If that's the far extreme, what might a less dramatic scenario look like? As described in this morning's New York Times, BP is pursuing several approaches that could either shut off the well quickly, or at least contain the leakage until the well can be sealed by means a relief well drilled into the same formation to block the flow to the current well. The critical event following the explosion on the drilling rig was the apparent failure of the blowout preventer, which BP has been attempting to activate by remotely-operated vehicles (ROVs.) The BOP was supposed to cut off the errant flow--literally. The quickest solution would be to set a new BOP in place and activate it to crimp the riser and drillpipe and shear them off. From my limited understanding of the techniques involved, doing this at depths like these, using only ROVs, and with a well that might be blowing gas and oil at much higher rates once the bent riser and drillpipe were removed would be extremely challenging. BP's plan to use "domes"--essentially underwater cofferdams--to contain and siphon off the oil as it comes out of the well could be nearly as tricky to pull off, though with less downside if it failed. If any of these techniques worked, the total volume of the spill might be limited to something under 150,000 bbls, assuming that the well has already leaked 50-60,000 bbls. That would still qualify as a very large oil spill--much larger than early estimates projected--though far short of a true worst-case.
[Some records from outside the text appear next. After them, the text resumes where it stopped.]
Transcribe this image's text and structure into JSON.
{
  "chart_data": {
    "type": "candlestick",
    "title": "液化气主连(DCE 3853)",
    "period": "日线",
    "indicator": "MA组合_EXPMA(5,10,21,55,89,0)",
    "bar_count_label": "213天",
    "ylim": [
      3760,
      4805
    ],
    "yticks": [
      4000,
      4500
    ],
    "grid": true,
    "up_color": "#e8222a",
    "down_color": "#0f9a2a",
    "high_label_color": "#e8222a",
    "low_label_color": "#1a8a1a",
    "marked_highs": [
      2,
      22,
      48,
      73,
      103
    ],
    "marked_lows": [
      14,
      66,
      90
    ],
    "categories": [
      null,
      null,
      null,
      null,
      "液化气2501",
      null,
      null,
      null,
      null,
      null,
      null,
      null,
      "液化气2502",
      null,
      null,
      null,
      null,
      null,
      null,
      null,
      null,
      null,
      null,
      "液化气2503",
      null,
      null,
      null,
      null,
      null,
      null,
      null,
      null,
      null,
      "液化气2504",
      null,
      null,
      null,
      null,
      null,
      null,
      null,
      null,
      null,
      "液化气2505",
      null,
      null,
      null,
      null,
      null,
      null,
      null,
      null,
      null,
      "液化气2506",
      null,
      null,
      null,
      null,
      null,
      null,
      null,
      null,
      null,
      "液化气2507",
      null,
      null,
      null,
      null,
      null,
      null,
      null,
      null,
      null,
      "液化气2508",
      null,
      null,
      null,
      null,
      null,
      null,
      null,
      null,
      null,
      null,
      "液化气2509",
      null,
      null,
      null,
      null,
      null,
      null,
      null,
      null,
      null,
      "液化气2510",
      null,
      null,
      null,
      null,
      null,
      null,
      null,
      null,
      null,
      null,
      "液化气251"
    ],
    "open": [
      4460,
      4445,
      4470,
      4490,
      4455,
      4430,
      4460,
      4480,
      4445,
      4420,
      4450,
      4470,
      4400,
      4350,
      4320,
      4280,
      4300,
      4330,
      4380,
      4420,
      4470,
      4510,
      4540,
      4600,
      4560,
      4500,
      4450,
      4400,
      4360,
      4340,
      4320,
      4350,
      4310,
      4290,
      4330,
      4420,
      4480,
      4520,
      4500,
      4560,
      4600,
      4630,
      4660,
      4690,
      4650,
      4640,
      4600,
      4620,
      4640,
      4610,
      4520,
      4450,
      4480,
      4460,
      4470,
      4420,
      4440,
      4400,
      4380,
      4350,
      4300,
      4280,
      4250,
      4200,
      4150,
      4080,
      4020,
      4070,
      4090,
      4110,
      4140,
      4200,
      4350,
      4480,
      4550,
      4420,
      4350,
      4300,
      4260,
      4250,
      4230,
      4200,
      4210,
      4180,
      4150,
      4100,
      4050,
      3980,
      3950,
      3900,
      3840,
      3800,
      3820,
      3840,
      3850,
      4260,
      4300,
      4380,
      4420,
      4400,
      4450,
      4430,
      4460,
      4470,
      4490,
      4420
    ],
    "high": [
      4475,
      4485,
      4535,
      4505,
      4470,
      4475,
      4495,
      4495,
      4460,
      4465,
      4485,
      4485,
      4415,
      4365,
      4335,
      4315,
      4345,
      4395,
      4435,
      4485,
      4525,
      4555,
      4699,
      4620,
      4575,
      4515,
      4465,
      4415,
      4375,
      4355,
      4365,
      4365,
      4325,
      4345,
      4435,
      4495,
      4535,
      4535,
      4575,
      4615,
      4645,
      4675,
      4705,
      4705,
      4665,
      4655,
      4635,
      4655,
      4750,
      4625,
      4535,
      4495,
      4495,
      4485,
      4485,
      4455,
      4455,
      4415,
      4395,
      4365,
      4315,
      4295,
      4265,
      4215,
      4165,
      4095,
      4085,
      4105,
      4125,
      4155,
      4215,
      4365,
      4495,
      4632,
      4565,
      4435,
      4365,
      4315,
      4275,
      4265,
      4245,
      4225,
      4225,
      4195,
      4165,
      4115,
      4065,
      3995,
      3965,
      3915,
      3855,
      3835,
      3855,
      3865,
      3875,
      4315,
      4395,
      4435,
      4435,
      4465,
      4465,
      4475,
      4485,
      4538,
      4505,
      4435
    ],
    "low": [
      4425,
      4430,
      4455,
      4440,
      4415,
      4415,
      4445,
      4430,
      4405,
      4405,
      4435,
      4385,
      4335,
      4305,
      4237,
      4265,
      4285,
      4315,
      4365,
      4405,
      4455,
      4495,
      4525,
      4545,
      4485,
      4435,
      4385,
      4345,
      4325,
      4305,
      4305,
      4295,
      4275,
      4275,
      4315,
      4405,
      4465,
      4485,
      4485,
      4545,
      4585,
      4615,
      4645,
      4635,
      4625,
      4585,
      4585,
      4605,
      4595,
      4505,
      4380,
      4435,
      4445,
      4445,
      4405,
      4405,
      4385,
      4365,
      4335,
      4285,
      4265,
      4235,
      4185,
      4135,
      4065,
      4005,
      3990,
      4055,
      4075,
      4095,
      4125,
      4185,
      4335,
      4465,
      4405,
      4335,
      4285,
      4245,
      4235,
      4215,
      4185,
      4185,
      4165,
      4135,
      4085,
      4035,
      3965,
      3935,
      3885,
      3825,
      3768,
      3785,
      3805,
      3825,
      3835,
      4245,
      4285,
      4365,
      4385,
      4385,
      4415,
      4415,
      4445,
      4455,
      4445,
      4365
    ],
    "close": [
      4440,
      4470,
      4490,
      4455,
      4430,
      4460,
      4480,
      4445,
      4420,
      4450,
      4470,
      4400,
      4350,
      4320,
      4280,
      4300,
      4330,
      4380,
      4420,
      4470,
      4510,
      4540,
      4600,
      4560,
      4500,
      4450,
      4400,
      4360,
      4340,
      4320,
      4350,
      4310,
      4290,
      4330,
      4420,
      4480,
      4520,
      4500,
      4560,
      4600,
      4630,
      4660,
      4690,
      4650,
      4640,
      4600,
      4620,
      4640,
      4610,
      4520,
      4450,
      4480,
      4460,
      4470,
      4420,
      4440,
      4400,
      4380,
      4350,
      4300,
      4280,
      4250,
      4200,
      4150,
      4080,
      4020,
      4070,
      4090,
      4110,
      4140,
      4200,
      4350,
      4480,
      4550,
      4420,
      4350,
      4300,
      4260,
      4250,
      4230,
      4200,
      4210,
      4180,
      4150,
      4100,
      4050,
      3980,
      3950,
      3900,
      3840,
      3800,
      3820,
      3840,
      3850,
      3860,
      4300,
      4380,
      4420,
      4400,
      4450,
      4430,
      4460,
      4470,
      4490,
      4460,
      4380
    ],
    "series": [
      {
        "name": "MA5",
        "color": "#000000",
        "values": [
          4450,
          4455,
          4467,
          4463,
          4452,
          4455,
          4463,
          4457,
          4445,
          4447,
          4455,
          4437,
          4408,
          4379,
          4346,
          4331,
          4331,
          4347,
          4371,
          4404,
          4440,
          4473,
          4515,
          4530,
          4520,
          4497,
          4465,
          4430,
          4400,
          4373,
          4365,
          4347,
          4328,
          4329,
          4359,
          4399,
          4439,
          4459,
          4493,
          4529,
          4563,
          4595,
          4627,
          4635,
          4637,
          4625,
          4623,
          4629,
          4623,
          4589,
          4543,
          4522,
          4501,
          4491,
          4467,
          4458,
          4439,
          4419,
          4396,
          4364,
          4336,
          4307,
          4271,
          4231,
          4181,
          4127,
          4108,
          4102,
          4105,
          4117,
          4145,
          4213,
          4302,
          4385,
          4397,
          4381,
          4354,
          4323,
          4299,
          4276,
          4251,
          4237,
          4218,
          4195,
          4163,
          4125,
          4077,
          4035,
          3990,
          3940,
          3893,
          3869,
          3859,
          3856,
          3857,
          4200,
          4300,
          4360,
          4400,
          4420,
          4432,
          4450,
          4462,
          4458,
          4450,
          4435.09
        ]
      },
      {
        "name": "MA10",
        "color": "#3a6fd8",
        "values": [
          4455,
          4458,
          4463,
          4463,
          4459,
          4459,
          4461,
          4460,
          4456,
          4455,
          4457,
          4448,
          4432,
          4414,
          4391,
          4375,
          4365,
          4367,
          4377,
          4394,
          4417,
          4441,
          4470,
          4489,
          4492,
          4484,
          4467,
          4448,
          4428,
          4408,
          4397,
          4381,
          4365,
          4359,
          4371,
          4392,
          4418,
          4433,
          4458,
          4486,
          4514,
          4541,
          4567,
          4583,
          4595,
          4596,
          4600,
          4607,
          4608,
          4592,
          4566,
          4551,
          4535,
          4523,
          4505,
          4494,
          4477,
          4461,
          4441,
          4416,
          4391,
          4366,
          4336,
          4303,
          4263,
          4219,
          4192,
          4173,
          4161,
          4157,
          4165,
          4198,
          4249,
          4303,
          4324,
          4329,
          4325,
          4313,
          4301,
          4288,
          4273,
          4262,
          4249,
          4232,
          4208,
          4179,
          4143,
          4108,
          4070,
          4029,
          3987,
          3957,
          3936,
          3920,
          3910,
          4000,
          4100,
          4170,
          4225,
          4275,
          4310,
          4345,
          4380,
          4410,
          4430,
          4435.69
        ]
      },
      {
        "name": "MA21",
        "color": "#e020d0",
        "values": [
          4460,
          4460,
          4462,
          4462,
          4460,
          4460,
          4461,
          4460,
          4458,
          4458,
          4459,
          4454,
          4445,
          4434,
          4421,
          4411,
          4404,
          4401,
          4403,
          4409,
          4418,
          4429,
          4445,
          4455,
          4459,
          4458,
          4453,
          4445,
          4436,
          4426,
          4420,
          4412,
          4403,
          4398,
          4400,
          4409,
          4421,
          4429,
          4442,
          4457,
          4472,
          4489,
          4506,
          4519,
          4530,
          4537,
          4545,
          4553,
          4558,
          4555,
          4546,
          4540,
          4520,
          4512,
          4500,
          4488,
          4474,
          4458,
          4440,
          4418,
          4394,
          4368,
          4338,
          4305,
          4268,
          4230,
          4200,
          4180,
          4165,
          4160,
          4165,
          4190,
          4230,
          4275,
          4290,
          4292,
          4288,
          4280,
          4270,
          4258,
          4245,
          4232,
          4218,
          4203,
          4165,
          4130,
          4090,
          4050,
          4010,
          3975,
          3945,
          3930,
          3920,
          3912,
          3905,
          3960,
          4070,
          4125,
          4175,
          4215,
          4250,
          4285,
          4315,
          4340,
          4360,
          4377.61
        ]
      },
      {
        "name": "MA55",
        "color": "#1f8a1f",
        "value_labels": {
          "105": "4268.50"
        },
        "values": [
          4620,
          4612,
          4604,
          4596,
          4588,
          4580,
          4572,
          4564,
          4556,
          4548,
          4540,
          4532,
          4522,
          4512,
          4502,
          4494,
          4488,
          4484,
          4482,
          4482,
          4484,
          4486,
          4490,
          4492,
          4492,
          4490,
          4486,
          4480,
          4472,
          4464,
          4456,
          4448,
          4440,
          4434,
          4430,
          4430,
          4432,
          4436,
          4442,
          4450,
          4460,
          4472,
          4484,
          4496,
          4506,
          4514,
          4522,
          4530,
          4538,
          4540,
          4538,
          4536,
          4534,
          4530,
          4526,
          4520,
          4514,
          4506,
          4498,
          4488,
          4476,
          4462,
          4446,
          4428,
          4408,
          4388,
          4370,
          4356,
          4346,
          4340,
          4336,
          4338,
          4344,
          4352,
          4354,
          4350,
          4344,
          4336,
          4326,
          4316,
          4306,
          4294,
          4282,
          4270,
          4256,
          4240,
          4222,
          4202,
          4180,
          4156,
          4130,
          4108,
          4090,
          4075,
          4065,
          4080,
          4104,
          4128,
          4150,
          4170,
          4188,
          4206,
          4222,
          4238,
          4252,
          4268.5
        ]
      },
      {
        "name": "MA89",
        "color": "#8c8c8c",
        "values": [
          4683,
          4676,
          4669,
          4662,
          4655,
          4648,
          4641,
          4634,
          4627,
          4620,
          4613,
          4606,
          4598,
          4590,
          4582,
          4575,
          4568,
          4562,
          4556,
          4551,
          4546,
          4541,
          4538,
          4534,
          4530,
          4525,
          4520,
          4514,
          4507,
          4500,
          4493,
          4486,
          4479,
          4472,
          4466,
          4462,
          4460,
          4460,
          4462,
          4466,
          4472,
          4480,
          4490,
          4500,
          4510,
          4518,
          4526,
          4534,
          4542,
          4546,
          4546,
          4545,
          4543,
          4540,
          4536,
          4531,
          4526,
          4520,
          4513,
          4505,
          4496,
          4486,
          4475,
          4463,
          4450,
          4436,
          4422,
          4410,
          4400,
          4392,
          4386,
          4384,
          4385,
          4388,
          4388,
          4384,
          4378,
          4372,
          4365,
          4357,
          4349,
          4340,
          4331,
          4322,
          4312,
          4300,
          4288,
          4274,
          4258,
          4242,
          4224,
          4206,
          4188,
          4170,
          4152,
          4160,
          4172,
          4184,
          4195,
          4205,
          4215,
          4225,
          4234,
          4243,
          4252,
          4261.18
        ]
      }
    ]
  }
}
For now the efforts of all the oil and oil-service company personnel, the Coast Guard, and other military and civilian government personnel involved--along with those whose homes and livelihoods are affected--are properly focused on addressing the leak and its direct consequences. In the interim, the rest of us have had some time to think about what all this means in a broader context. Although I would argue that any permanent changes in policy would be premature, it's not too early to think about what should happen once the leaking well is capped. None of my readers will be surprised to learn that I disagree strongly with those calling for a permanent halt to offshore drilling anywhere in the US. At the same time, I believe most observers agree that the Deepwater Horizon accident raises serious questions about the technology and practices involved in drilling at such depths. This morning's Wall St. Journal cited a 2004 study questioning the efficacy of at least some of the blowout preventers that have been used in deepwater installations, and various reports have pointed to requirements by Brazil and Norway that offshore drillers install equipment enabling the BOP to be activated remotely, should the drilling vessel lose direct communication with it. Both issues should be revisited, in light of current events.

Until the Deepwater Horizon rig and the BOP on the well are ultimately recovered from the sea bottom and analyzed, we won't know exactly what caused the accident that led to the spill. That could take a year or more. Meanwhile, drilling continues on other rigs in the Gulf of Mexico. Even with President Obama calling a temporary halt to expanded drilling beyond the Gulf, that leaves a number of other blocks on the Gulf's Outer Continental Shelf that have been leased but not yet drilled. What standard should the government apply, when it receives applications for new drilling on these? (That could even include the lease encompassing the Macondo prospect, which is demonstrating its resource potential in the least-desirable manner imaginable.) Unfortunately, at this point we have nothing beyond the event itself and the previous, uneventful completion of thousands of similar wells (and many thousands of wells in shallower water) to gauge the probability of this ever happening again. If the administration opts for a hiatus in Gulf of Mexico drilling or an outright ban, that would have far-reaching economic and energy-security consequences that I will address in a subsequent posting.